Disney bosses to customers: You need ESPN. You want ESPN.

Jamie Squire/Getty Images

Disney says skinny bundles have hurt ESPN.

Disney says skinny bundles will help ESPN.

No, that’s not a typo. That’s a summation of Disney’s earnings call yesterday, when company officials repeatedly argued that the move to smaller pay TV packages had hurt ESPN — and that ESPN would grow by embracing smaller pay TV packages.

Okay. So here’s the logic. Then we can get into the reality:

Disney says that the subscriber losses it has seen at ESPN, which it first started noting out loud last summer*, come from people signing up for smaller pay TV packages, which don’t include ESPN**.

Disney also says that it is pleased with the traction it is seeing from Sling TV, a Web-based skinny bundle — it offers a couple dozen channels for $20 a month — that includes ESPN***. Sling isn’t a giant hit — it likely has no more than 500,000 subscribers — but Disney CEO Bob Iger and his lieutenants repeatedly called it out on Tuesday, suggesting that ESPN would be working with other skinny bundles in the future.

Or, to sum up: Disney is fine with skinny bundles — as long as they include ESPN.

But just because Disney wants ESPN in skinny bundles doesn’t mean Disney will get ESPN in skinny bundles.

Disney is already suing Verizon over a pay TV offering the telco is selling that allows people to go without ESPN. And it’s very possible that Apple imagines that the $30-a-month Web TV package it would like to sell wouldn’t include ESPN, either.

This is all a brave new world for Disney, which until very recently couldn’t comprehend a scenario where people paid for TV but not ESPN****. And, as Iger pointed out yesterday, ESPN isn’t “cratering.” Even though it lost subscribers last quarter, its subscription and advertising revenue went up, because rates for both are going up.

Iger also argues, correctly, that lots of people like sports, and that isn’t changing. In fact, Disney says ESPN has recently seen an “uptick” in subscribers.

But as everyone now understands, ESPN is locked into expensive, long-term sports programming deals that will only get more expensive. That’s a problem if its sub base keeps eroding.

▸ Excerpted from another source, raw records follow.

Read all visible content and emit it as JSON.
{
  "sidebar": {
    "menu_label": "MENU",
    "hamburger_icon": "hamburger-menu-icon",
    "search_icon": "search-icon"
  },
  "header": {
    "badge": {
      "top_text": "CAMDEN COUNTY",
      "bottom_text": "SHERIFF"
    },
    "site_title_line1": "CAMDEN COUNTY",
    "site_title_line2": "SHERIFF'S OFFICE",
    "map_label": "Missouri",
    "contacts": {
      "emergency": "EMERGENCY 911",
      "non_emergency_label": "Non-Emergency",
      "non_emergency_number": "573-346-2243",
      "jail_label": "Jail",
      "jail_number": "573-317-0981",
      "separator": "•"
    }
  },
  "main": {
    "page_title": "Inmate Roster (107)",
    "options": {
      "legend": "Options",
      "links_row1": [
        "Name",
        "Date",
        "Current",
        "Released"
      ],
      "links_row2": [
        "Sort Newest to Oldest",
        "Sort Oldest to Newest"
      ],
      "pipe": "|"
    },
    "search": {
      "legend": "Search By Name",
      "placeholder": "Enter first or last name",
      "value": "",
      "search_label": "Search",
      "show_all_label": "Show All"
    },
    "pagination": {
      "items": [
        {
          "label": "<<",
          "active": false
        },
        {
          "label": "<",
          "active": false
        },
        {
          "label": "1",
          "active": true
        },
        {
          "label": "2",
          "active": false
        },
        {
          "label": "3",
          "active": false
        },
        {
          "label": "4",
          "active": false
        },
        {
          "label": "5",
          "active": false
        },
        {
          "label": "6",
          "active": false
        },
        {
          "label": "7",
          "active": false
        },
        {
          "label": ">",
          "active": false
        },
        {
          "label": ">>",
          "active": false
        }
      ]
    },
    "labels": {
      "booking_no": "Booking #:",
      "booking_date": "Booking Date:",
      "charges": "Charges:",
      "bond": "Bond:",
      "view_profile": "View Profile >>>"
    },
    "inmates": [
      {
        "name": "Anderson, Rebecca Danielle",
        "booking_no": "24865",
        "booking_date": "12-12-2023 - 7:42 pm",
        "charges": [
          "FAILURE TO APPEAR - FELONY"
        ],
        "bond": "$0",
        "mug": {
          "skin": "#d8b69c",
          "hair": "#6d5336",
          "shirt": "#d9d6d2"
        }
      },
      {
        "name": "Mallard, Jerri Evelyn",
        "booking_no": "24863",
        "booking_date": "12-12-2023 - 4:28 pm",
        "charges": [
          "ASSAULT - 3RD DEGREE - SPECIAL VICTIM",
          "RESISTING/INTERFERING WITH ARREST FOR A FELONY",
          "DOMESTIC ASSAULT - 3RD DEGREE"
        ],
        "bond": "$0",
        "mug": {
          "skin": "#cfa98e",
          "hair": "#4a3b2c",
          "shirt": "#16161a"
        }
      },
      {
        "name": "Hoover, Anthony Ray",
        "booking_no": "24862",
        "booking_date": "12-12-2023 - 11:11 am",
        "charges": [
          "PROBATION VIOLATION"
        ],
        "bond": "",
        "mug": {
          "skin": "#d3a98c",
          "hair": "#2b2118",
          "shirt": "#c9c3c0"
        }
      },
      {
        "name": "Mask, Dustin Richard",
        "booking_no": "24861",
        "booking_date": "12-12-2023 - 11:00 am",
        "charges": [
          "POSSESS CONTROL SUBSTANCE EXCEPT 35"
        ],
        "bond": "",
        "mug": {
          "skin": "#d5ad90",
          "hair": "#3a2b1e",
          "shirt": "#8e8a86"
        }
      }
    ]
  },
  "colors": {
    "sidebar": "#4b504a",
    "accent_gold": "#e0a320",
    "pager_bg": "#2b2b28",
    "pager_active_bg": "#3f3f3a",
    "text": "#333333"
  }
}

So in order for Disney’s “this is going to be fine” theory to work , ESPN is going to have to work much harder to convince pay TV operators and pay TV customers that ESPN is something they have to have. No matter what size the bundle is.

Plug time! As it turns out, I’ll be talking to ESPN boss John Skipper about all of this in one week, onstage at our Code/Media conference in Dana Point, Calif. You can read about it at the site you’re on now, or you can join us in person. See you very soon, either way.

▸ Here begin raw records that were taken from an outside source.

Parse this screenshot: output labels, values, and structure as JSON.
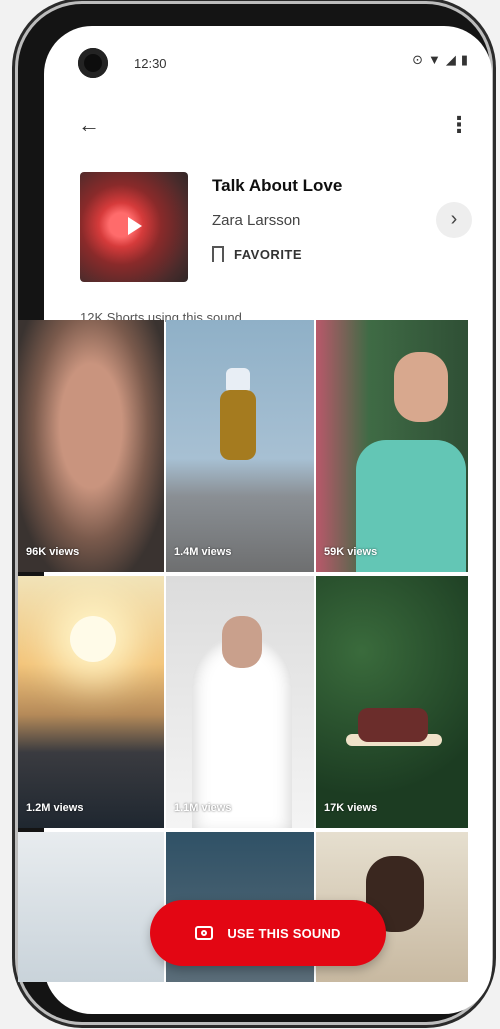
{
  "statusbar": {
    "time": "12:30",
    "icons": [
      "⊙",
      "▼",
      "◢",
      "▮"
    ]
  },
  "topbar": {
    "back_icon": "←",
    "more_icon": "⋮"
  },
  "sound": {
    "title": "Talk About Love",
    "artist": "Zara Larsson",
    "favorite_label": "FAVORITE",
    "chevron_icon": "›"
  },
  "shorts_count": "12K Shorts using this sound",
  "tiles": [
    {
      "views": "96K views"
    },
    {
      "views": "1.4M views"
    },
    {
      "views": "59K views"
    },
    {
      "views": "1.2M views"
    },
    {
      "views": "1.1M views"
    },
    {
      "views": "17K views"
    },
    {
      "views": ""
    },
    {
      "views": ""
    },
    {
      "views": ""
    }
  ],
  "cta": {
    "label": "USE THIS SOUND"
  },
  "colors": {
    "cta_red": "#e30613"
  }
}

* When it freaked out Wall Street, which remains freaked out.

** It’s worth noting that Comcast, the country’s biggest pay TV provider, says it doesn’t see many people subscribing to those packages. But let’s set that disconnect aside for now. (Comcast owns NBCUniversal, a minority investor in Vox Media, which owns this website.)

*** I called Sling’s take on ESPN a “crippled” version of ESPN last night, which prompted a few questions. Here’s the answer: The Sling version of ESPN isn’t the same version that I get via Time Warner Cable, because on Sling, I can’t pause ESPN, or rewind it, or record it. I also can’t watch it on more than one screen at a time. All of those restrictions were originally meant to prevent Sling from becoming a product that was so good people would drop their existing pay TV subscriptions. But I don’t think ESPN would put those restraints into a skinny bundle that it launched this year. Now it needs subscribers wherever it can find them.

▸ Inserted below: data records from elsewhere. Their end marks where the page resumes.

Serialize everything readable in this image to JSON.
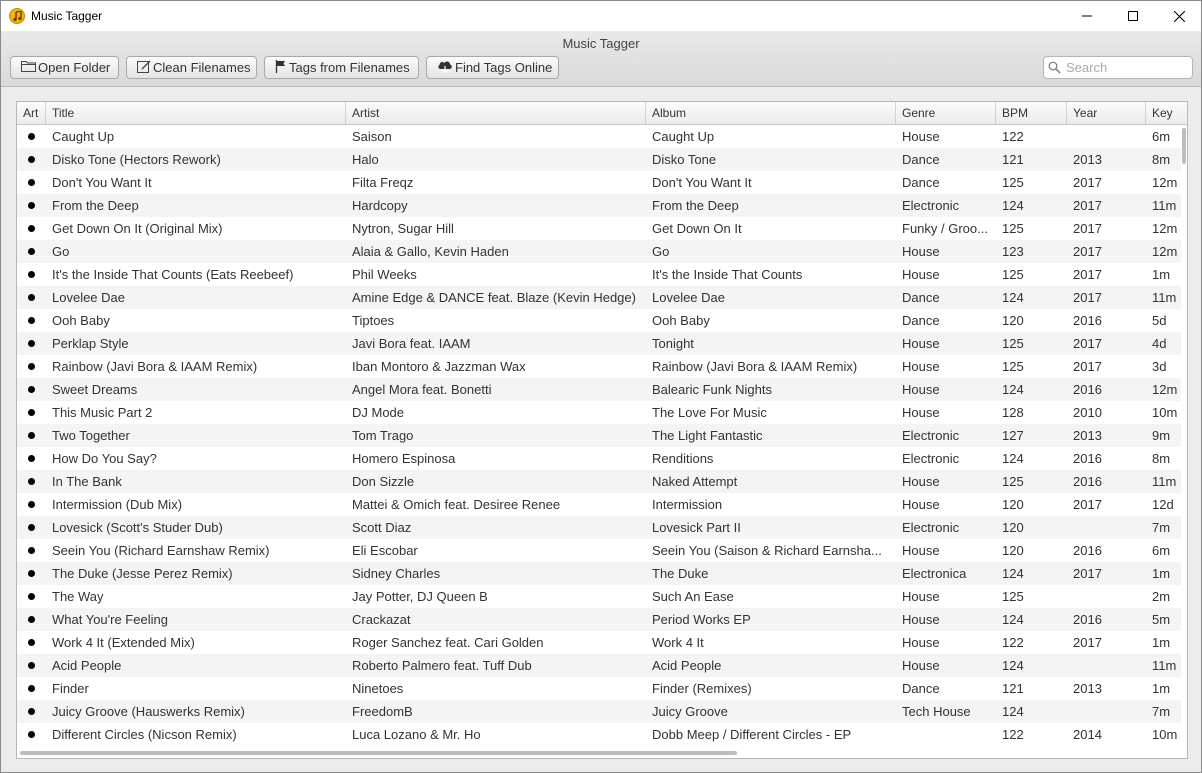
{
  "window": {
    "title": "Music Tagger"
  },
  "toolbar": {
    "title": "Music Tagger",
    "open_folder": "Open Folder",
    "clean_filenames": "Clean Filenames",
    "tags_from_filenames": "Tags from Filenames",
    "find_tags_online": "Find Tags Online",
    "search_placeholder": "Search"
  },
  "table": {
    "columns": [
      "Art",
      "Title",
      "Artist",
      "Album",
      "Genre",
      "BPM",
      "Year",
      "Key"
    ],
    "rows": [
      {
        "title": "Caught Up",
        "artist": "Saison",
        "album": "Caught Up",
        "genre": "House",
        "bpm": "122",
        "year": "",
        "key": "6m"
      },
      {
        "title": "Disko Tone (Hectors Rework)",
        "artist": "Halo",
        "album": "Disko Tone",
        "genre": "Dance",
        "bpm": "121",
        "year": "2013",
        "key": "8m"
      },
      {
        "title": "Don't You Want It",
        "artist": "Filta Freqz",
        "album": "Don't You Want It",
        "genre": "Dance",
        "bpm": "125",
        "year": "2017",
        "key": "12m"
      },
      {
        "title": "From the Deep",
        "artist": "Hardcopy",
        "album": "From the Deep",
        "genre": "Electronic",
        "bpm": "124",
        "year": "2017",
        "key": "11m"
      },
      {
        "title": "Get Down On It (Original Mix)",
        "artist": "Nytron, Sugar Hill",
        "album": "Get Down On It",
        "genre": "Funky / Groo...",
        "bpm": "125",
        "year": "2017",
        "key": "12m"
      },
      {
        "title": "Go",
        "artist": "Alaia & Gallo, Kevin Haden",
        "album": "Go",
        "genre": "House",
        "bpm": "123",
        "year": "2017",
        "key": "12m"
      },
      {
        "title": "It's the Inside That Counts (Eats Reebeef)",
        "artist": "Phil Weeks",
        "album": "It's the Inside That Counts",
        "genre": "House",
        "bpm": "125",
        "year": "2017",
        "key": "1m"
      },
      {
        "title": "Lovelee Dae",
        "artist": "Amine Edge & DANCE feat. Blaze (Kevin Hedge)",
        "album": "Lovelee Dae",
        "genre": "Dance",
        "bpm": "124",
        "year": "2017",
        "key": "11m"
      },
      {
        "title": "Ooh Baby",
        "artist": "Tiptoes",
        "album": "Ooh Baby",
        "genre": "Dance",
        "bpm": "120",
        "year": "2016",
        "key": "5d"
      },
      {
        "title": "Perklap Style",
        "artist": "Javi Bora feat. IAAM",
        "album": "Tonight",
        "genre": "House",
        "bpm": "125",
        "year": "2017",
        "key": "4d"
      },
      {
        "title": "Rainbow (Javi Bora & IAAM Remix)",
        "artist": "Iban Montoro & Jazzman Wax",
        "album": "Rainbow (Javi Bora & IAAM Remix)",
        "genre": "House",
        "bpm": "125",
        "year": "2017",
        "key": "3d"
      },
      {
        "title": "Sweet Dreams",
        "artist": "Angel Mora feat. Bonetti",
        "album": "Balearic Funk Nights",
        "genre": "House",
        "bpm": "124",
        "year": "2016",
        "key": "12m"
      },
      {
        "title": "This Music Part 2",
        "artist": "DJ Mode",
        "album": "The Love For Music",
        "genre": "House",
        "bpm": "128",
        "year": "2010",
        "key": "10m"
      },
      {
        "title": "Two Together",
        "artist": "Tom Trago",
        "album": "The Light Fantastic",
        "genre": "Electronic",
        "bpm": "127",
        "year": "2013",
        "key": "9m"
      },
      {
        "title": "How Do You Say?",
        "artist": "Homero Espinosa",
        "album": "Renditions",
        "genre": "Electronic",
        "bpm": "124",
        "year": "2016",
        "key": "8m"
      },
      {
        "title": "In The Bank",
        "artist": "Don Sizzle",
        "album": "Naked Attempt",
        "genre": "House",
        "bpm": "125",
        "year": "2016",
        "key": "11m"
      },
      {
        "title": "Intermission (Dub Mix)",
        "artist": "Mattei & Omich feat. Desiree Renee",
        "album": "Intermission",
        "genre": "House",
        "bpm": "120",
        "year": "2017",
        "key": "12d"
      },
      {
        "title": "Lovesick (Scott's Studer Dub)",
        "artist": "Scott Diaz",
        "album": "Lovesick Part II",
        "genre": "Electronic",
        "bpm": "120",
        "year": "",
        "key": "7m"
      },
      {
        "title": "Seein You (Richard Earnshaw Remix)",
        "artist": "Eli Escobar",
        "album": "Seein You (Saison & Richard Earnsha...",
        "genre": "House",
        "bpm": "120",
        "year": "2016",
        "key": "6m"
      },
      {
        "title": "The Duke (Jesse Perez Remix)",
        "artist": "Sidney Charles",
        "album": "The Duke",
        "genre": "Electronica",
        "bpm": "124",
        "year": "2017",
        "key": "1m"
      },
      {
        "title": "The Way",
        "artist": "Jay Potter, DJ Queen B",
        "album": "Such An Ease",
        "genre": "House",
        "bpm": "125",
        "year": "",
        "key": "2m"
      },
      {
        "title": "What You're Feeling",
        "artist": "Crackazat",
        "album": "Period Works EP",
        "genre": "House",
        "bpm": "124",
        "year": "2016",
        "key": "5m"
      },
      {
        "title": "Work 4 It (Extended Mix)",
        "artist": "Roger Sanchez feat. Cari Golden",
        "album": "Work 4 It",
        "genre": "House",
        "bpm": "122",
        "year": "2017",
        "key": "1m"
      },
      {
        "title": "Acid People",
        "artist": "Roberto Palmero feat. Tuff Dub",
        "album": "Acid People",
        "genre": "House",
        "bpm": "124",
        "year": "",
        "key": "11m"
      },
      {
        "title": "Finder",
        "artist": "Ninetoes",
        "album": "Finder (Remixes)",
        "genre": "Dance",
        "bpm": "121",
        "year": "2013",
        "key": "1m"
      },
      {
        "title": "Juicy Groove (Hauswerks Remix)",
        "artist": "FreedomB",
        "album": "Juicy Groove",
        "genre": "Tech House",
        "bpm": "124",
        "year": "",
        "key": "7m"
      },
      {
        "title": "Different Circles (Nicson Remix)",
        "artist": "Luca Lozano & Mr. Ho",
        "album": "Dobb Meep / Different Circles - EP",
        "genre": "",
        "bpm": "122",
        "year": "2014",
        "key": "10m"
      }
    ]
  }
}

**** It was striking how much of Tuesday’s call was devoted to questions not just about ESPN’s performance, but ESPN’s existence. One analyst even floated the notion that Disney might want to break ESPN into a separate entity, so it wouldn’t drag the rest of Disney down. Iger batted away that trial balloon. But it was an astonishing U-turn from just a few years ago, when the conventional wisdom was that Disney was really ESPN, and that its theme parks, movies and other assets were nice complements.